さて今回の散歩【ハイキングと呼ぶにはあまりにのんびり行程なので!】はジムの仲間でいつも案内してくれるKさんとの4月の衣張山ハイキングに続くものです。例によってすべてのスケジュールはKさんが建ててくれるのでいつも僕はただ行くだけという楽をさせてもらっています。今回の目的は六国見山(ろっこくけんざん)です。ここいら辺りは鎌倉の中でもあまり人が行かないところで、沢山の人でにぎわう円覚寺の裏から尾根続きでつながっている山の一つで、いわば鎌倉でも裏側のほうになります。
六国見山という名前の通り相模から伊豆まで6つの国を目下に眺めるという見晴らしの良いところです。大船駅からバスで大船高校前で降り、住宅地の中をしばらく行くと六国見山の入口の看板があります。(下の写真)
この入口から山道のかなりの勾配の坂を登っていくとあっと言う間に展望台までつきます。というのもバスに乗ってかなり登ってきているからでバスに乗らずに下からずっと歩いて上ってきたらかなりきついはずです。この展望台はなるほど見晴らしの良いところで左側には海が広がり右手を見れば町並み、江の島も頭だけ顔をだし晴れた日には富士山はもちろん伊豆大島まで見えるそうです。この日は晴れていたのですが富士山までは見えませんでした。さらに反対側を見れば横浜みなとみらいのランドマークタワーも見えます。
この展望台を少し下ると稚児の墓と呼ばれている古いお墓のようなものがあります。伝説によると鳶にさらわれた染屋時忠の娘がここで発見され、それを弔うためこの石碑を建てたのことです。
さらに少し下ると道の脇に妙な標識のようなものがあります。素材はブロックのようなものなのでそこそこ新しい物のはず。そこには六国見山の名前とイースーチー(1、4、7)の3つの麻雀の牌の絵が描かれています。なぜそんなものが書かれているのかまったく意味がわかりません。首をひねっているとたまたま通りかかった地元の人らしき方が教えてくれました。そのイースーチーピンの牌はこの場所の標高を表しているそうで、ちょうどその場所は海抜147メートルなのだそうです。
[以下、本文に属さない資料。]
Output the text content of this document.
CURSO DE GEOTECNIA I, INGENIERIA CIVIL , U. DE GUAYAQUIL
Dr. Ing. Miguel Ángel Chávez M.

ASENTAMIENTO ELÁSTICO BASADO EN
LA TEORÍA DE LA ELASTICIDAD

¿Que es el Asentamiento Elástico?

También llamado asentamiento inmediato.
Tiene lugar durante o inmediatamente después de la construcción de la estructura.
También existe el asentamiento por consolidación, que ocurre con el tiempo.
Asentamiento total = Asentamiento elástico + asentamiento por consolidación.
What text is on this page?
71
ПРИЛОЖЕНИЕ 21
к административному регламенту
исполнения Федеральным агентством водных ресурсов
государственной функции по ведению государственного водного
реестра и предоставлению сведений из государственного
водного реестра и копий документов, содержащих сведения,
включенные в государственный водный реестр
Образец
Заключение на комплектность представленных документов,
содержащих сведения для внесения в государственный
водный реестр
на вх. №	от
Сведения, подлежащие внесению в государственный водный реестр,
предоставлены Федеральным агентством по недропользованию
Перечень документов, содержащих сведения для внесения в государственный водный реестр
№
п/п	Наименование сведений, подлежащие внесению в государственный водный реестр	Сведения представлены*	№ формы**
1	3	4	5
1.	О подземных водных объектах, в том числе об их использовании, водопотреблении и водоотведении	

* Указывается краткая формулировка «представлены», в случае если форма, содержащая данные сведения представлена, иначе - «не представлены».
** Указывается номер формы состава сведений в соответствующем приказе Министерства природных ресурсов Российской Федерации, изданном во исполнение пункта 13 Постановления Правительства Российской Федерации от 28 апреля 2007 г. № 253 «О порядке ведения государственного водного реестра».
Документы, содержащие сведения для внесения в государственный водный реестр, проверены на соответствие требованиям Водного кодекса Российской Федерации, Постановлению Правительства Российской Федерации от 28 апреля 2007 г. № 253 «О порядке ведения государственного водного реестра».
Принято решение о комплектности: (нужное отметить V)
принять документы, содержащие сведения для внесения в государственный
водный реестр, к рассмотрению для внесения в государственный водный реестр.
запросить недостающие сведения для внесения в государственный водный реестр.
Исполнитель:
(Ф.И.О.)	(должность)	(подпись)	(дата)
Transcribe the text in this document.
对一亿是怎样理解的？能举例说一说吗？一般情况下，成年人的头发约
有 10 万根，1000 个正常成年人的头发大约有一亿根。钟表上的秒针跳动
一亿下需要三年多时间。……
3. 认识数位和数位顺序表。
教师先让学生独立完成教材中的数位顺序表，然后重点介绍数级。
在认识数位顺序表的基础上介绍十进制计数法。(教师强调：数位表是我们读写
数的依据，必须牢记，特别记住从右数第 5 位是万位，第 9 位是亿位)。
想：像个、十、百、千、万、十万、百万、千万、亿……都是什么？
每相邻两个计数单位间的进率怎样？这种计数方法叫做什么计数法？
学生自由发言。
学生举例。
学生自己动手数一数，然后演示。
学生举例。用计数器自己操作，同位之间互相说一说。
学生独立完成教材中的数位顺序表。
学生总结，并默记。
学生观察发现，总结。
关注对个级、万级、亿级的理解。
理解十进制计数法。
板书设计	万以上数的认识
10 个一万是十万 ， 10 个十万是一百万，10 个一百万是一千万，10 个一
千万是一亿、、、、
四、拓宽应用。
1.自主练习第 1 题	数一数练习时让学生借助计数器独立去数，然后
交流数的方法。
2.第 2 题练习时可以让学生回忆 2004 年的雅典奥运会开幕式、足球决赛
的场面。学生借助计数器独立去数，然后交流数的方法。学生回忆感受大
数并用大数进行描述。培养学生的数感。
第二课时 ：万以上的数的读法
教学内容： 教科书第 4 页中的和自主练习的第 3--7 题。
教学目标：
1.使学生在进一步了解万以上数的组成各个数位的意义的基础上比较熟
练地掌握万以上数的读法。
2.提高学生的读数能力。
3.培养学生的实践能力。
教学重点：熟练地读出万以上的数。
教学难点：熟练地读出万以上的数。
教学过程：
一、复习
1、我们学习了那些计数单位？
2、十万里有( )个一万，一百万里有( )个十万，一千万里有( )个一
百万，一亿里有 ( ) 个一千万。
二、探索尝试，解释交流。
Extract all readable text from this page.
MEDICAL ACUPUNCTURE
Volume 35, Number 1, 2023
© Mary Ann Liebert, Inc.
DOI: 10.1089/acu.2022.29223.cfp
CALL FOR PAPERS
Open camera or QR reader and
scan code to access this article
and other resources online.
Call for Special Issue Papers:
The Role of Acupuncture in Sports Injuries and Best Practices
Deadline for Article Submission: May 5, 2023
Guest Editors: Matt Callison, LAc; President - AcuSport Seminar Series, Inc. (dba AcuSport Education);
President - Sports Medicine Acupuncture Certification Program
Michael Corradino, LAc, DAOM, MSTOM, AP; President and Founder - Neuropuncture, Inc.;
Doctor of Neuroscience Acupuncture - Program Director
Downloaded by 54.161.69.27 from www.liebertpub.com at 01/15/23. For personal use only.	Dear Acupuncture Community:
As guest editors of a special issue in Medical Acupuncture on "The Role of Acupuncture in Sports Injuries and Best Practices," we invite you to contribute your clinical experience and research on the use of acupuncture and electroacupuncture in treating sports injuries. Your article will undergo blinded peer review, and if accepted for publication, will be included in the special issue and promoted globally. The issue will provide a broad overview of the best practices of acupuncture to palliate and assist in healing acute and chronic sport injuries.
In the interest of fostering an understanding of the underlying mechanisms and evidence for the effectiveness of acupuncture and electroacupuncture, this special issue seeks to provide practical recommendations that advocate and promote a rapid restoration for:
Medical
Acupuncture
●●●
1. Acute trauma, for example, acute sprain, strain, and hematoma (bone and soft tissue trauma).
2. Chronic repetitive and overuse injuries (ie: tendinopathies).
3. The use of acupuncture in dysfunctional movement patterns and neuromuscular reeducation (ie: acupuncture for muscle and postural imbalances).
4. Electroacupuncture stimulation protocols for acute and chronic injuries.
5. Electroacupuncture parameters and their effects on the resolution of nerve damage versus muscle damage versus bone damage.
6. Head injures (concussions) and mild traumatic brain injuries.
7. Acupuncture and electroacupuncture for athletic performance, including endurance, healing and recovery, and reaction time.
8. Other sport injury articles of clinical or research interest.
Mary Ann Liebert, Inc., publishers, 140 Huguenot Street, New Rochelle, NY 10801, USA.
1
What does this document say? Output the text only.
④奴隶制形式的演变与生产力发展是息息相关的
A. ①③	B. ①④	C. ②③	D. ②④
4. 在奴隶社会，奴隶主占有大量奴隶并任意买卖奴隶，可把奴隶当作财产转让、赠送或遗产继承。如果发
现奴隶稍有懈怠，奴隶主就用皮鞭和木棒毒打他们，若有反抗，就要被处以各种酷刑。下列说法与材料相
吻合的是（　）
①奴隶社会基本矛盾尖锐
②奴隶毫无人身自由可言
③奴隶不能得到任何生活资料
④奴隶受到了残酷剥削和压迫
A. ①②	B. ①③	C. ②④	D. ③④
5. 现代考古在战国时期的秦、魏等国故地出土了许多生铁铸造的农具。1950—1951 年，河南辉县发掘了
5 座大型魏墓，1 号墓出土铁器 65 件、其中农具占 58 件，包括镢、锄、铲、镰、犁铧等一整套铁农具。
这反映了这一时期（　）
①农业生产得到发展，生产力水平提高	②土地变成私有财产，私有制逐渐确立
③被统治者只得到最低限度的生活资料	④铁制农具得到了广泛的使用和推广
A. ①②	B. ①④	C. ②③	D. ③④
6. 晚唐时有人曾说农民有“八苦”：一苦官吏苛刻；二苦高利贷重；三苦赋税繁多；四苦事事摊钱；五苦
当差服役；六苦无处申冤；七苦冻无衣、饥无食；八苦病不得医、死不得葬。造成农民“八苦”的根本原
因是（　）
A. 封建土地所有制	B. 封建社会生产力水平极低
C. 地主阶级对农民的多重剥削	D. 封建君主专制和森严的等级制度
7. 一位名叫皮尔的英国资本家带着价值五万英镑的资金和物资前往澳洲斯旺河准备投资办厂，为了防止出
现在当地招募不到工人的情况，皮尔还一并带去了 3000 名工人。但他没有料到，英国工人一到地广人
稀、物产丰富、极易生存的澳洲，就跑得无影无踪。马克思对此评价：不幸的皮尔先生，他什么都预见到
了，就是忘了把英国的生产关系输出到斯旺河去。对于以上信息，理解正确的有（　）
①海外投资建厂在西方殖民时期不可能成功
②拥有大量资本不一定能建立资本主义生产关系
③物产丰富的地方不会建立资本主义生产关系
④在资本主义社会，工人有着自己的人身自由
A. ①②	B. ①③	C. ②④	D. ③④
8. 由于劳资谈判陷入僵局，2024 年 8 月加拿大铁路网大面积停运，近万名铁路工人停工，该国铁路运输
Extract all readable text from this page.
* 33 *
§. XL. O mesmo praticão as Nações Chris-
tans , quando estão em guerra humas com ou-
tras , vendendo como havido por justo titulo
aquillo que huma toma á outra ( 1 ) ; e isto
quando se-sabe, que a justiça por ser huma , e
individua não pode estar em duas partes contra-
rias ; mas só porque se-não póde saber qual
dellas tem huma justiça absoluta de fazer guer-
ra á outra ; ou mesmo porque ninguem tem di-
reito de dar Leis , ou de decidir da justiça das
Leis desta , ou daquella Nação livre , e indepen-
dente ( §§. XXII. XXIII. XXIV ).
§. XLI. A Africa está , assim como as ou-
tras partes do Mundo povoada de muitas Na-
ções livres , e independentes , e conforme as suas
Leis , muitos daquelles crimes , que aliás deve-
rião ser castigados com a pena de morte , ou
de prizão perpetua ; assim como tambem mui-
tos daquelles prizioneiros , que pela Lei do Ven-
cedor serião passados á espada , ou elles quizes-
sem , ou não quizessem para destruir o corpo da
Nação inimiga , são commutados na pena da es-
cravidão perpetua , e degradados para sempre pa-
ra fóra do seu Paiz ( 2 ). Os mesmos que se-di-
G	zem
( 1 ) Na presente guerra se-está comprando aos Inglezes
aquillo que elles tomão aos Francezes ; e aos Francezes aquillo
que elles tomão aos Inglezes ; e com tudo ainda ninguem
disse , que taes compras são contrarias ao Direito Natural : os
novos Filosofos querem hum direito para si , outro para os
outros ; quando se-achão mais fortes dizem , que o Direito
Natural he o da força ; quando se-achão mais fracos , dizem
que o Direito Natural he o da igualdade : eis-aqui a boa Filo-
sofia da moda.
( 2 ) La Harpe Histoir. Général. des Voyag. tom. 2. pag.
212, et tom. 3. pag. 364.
それにしてもその標高をなぜ麻雀のパイにしてあるのか?世の中はやっぱり不思議な人であふれているようです。
そのブロックの置かれているところは今では辺りが木々に覆われ何も見えませんが、かつては頂上だった場所だそうです。現在見晴らし台のある場所は地元の方々が見晴らしの良い場所を作るため土をもって作ったそうで、なんだか地元の山の高さが数メートル足らず丘として地図に載りそうになったとき、地元の村の住人が総出で土を盛り山にしてしまったという映画【ウエールズの山】を思わず思い出してしまいました。
この六国見山のハイキングコースは普通はこのまま尾根伝いを歩き明月院まで出るのが一般的ですが、我々は住宅地を抜けて散在ヶ池に向かいます。鎌倉のハイキングコースは山の中を歩いていたと思ったらすぐ立派な住宅地に出るのが特徴で、いかに不動産業者が熱心に開発をしたのかが良くしのばれます。山を下り住宅地を抜けて最初の目的地が白山神社です。その前にある石碑が冒頭の天広丸のものです。
このあたり交通の便が悪いのでいわゆる鎌倉の人気観光地には含まれていないようで、いつも人が少なく静かです。もともとは毘沙門堂という頼朝が武神を祭ったお寺だったのですが明治政府の廃仏毀釈政策により神社に名前を変えられてしまいました。時の政府が宗教と結びつくとどのような結果になるものか、現在の日本の宗教がいまだに混乱しているのを見るとその影響の大きさが良くわかります。
毘沙門天のお使いはムカデだと言われており、ここには百足大注連縄(むかでおおしめなわ)祭」が伝っています。氏子(檀家)衆が毎年新しい稲藁(わら)で百足を模した大注連を作り、境内入り口に張って、地域の無事と豊穣を祈願するものだそうです。(下の写真がそのしめ縄)
このすぐそばの深いに谷の中に今泉不動こと称名寺があります。あたりを山に囲まれたこの場所はとても都会にあるとは思えないほど深山の雰囲気があり境内には滝もあります。(下の写真)
ここから人気のない小さなせせらぎのある遊歩道をしばらく登って行くと、こちらもひっそりとした【散在ヶ池】に出ます。池の入口にはまずまむしに注意とまむしに噛まれた時の対応が書いた看板が出迎えてくれます。確かに鬱蒼とした風景はまむしがいそうな場所ではあります。この池の周りをぐるりと回ったのですが結構なアップダウンのある山道でした。(遊歩道の写真です)
この付近は鎌倉駅のほうからは山超えをしてこなければならず大船のほうからきてもかなり奥まった場所なのでいつきても静かなのがなかなか良いと思っていたのですが、帰りのバスに乗って驚きました。池の下からバスに乗ってあたりをぐるっと回って見ればこの周りは今泉台といって立派な家が立ち並ぶ大きな住宅地だったのです。だらだらと歩いたり休んだりしたりしながらの散歩は駅前のミスドでドーナッツとコーヒーを飲んで無事終了したのでした。10月の末とはいえまだ薄っらと汗をかくほどの穏やかなお天気の一日でした。